Der Sinn und Zweck dieser Rechtsprechung lässt sich auf E-Bikes nicht übertragen, da die eben dargelegten Besonderheiten bei E-Bikes gerade nicht vorliegen. Zwar ist der Klägerin zuzugestehen, dass ein E-Bike komplexer ist, als ein nicht motorisiertes Fahrrad. Es existiert allerdings keine allgemeine, über das normale Maß hinausgehende, Wertschätzung eines unfallfreien E-Bikes, gegenüber einem gebrauchten, fachgerecht reparierten E-Bike.

Aus diesen Gründen hat die Klägerin auch mit dem Hilfsantrag keinen Erfolg.

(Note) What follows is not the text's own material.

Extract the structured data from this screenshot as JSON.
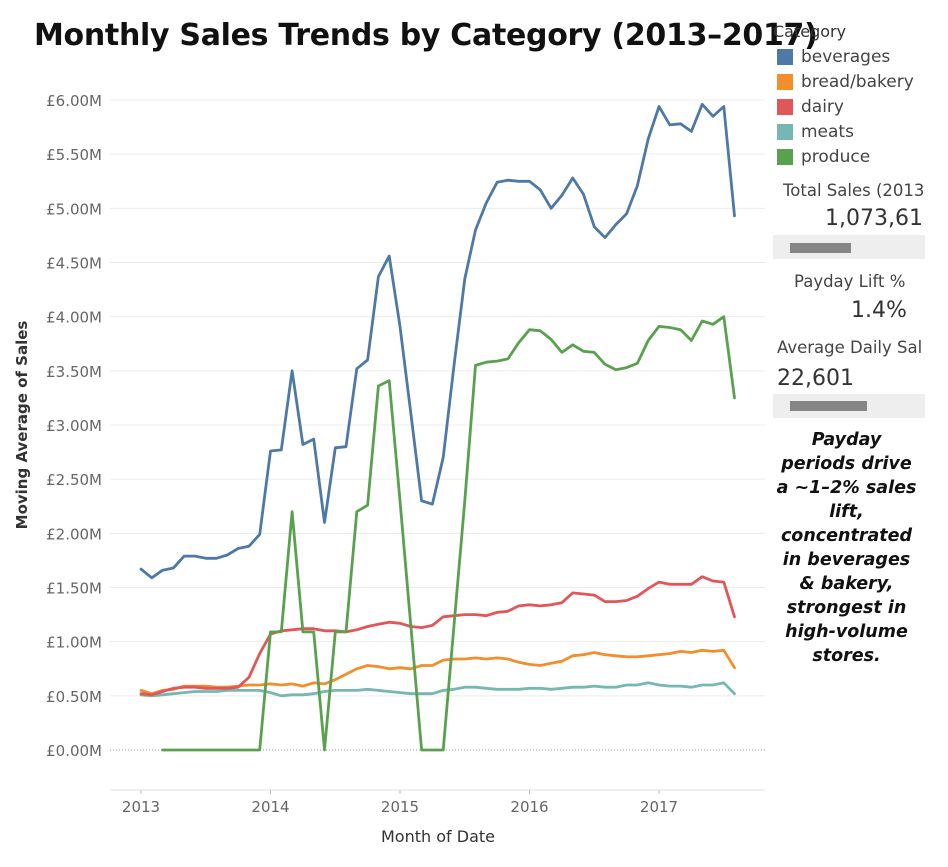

Da der Klägerin kein Anspruch auf Ersatz der für die Beschaffung eines neuen E-Bikes erforderlichen Kosten zusteht, kann sie auch nicht den Ersatz vorgerichtlicher Kosten der Rechtsverfolgung verlangen.

II.

Die Kostenentscheidung beruht auf § 91 Abs. 1 ZPO.

III.

Die Entscheidung zur vorläufigen Vollstreckbarkeit hat ihre Rechtsgrundlage in den §§ 708 Nr. 11,711 ZPO.

IV.

Die Festsetzung des Streitwertes folgt aus §§ 3, 4 ZPO in Verbindung mit §§ 45 Abs. 1,48 Abs. 1 S. 1 GKG.